Pigmentation refers to colouring of the skin and is generally caused by an excessive production of melanin (melanin is the natural pigment that gives our skin its colour).
Hyperpigmentation is a condition where areas of the skin become darker in colour compared to the skin that surrounds it, making the overall appearance of the skin look uneven and sun damaged.
Things like sun exposure, skin injuries and inflammation can trigger melanin production resulting in hyperpigmentation. It very commonly appears on the face, neck and décolletage and unfortunately, is a really frustrating skin condition to treat.
In fact, I’d say fighting pigmentation could be a lifelong battle. (Trust me, I’m there …and continue to live through the battle now). It’s also a condition that often appears out of nowhere, as we age.
This is because our melanocytes (the cells that produce pigment) increase in size as we age. So while we’re young we may have a cute spray of freckles across our cheeks, as the year’s progress, in some skin types they can become denser, causing uneven skin tone and random areas of darkness. Fun times.
Types Of Pigmentation.
Age spots are darkened patches that appear on the skin’s surface as a result of sun exposure. Colour can vary from light brown to dark brown.
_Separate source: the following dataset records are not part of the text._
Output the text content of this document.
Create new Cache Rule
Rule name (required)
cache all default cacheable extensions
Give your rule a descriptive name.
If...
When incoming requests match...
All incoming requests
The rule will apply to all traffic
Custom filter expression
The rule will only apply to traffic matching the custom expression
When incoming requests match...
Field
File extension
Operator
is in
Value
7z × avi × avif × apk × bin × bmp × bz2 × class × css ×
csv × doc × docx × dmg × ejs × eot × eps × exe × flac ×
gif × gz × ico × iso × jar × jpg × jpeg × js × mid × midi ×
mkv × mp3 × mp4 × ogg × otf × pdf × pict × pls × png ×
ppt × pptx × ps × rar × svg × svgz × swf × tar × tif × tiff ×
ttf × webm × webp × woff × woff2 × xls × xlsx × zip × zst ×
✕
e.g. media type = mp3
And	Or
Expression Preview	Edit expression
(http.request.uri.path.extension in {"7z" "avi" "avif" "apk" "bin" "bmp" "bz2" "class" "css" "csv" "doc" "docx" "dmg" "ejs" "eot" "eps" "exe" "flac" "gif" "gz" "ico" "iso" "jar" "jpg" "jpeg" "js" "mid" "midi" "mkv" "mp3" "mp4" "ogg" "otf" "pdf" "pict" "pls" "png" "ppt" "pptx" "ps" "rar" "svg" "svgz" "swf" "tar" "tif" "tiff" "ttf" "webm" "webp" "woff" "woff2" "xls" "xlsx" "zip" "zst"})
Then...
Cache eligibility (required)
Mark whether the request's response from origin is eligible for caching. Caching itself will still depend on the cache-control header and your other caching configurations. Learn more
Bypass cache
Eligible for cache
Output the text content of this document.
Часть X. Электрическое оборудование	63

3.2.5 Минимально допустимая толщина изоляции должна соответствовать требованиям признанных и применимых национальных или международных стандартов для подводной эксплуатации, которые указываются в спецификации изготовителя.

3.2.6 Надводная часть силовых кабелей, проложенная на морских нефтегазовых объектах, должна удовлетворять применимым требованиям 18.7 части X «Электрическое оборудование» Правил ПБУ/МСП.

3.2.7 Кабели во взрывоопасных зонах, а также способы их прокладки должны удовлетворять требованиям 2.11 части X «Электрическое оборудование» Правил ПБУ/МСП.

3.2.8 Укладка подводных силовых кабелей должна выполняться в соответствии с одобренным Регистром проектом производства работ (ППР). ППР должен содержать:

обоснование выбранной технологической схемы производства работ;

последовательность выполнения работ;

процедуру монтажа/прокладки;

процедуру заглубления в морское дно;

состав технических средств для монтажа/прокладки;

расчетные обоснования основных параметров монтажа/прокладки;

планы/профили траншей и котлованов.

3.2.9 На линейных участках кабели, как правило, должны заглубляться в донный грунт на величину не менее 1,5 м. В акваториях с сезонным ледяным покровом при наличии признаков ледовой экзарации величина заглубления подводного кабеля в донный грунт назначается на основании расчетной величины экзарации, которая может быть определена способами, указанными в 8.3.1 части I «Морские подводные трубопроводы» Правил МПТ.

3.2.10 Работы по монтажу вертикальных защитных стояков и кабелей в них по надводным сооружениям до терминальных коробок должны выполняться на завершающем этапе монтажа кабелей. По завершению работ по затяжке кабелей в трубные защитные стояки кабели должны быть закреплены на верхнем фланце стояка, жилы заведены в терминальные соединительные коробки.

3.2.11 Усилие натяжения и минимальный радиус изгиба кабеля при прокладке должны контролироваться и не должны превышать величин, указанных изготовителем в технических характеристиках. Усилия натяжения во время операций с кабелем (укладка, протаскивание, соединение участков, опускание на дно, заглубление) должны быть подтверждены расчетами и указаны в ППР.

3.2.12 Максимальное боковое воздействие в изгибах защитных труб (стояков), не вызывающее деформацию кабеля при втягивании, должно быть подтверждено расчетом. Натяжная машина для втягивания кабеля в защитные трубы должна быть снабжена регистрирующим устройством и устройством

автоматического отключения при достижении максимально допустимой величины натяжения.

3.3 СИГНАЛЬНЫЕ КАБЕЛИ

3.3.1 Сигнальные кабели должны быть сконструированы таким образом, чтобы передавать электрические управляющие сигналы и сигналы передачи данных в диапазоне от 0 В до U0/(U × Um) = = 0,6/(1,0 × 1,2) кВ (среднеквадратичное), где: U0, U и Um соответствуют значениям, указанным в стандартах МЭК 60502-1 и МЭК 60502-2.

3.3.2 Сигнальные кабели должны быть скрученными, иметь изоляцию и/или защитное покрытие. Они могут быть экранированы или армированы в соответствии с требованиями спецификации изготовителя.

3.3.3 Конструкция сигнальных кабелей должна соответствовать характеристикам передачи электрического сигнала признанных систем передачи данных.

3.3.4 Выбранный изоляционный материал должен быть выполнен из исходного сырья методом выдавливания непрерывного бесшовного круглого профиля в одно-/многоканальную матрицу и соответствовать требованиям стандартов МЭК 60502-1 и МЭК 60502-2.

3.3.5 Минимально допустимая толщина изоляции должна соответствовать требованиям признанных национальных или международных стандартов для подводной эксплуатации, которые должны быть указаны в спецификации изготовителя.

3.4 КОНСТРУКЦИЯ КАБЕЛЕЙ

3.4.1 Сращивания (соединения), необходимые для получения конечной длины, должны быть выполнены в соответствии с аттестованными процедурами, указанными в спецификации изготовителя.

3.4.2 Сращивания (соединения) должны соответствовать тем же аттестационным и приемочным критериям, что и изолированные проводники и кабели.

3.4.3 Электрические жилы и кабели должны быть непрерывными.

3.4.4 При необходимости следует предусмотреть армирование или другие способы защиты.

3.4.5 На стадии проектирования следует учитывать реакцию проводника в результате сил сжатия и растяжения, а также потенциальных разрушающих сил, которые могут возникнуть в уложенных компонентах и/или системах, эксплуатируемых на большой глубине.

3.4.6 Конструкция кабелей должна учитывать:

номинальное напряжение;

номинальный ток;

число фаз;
Melasma is a complex type of pigmentation that may occur because of many contributing factors including hormones, medication and sun exposure. Melasma is often symmetrical on the face and commonly occurs on the top lip or during pregnancy, presenting as a mask across the nose and cheeks.
Sun damage can cause a mottled, uneven skin tone leading to a dull complexion. All pigmentation will appear darker with sun exposure.
Post Inflammatory Hyperpigmentation (PIH) can occur in all skins but is most common in darker skin types, and those with acne-prone skin. It may appear at any site where there has been inflammation or skin trauma. Colours may vary from a light brown to a dark brown / grey. People commonly experience PIH as a spot where a blemish was previously.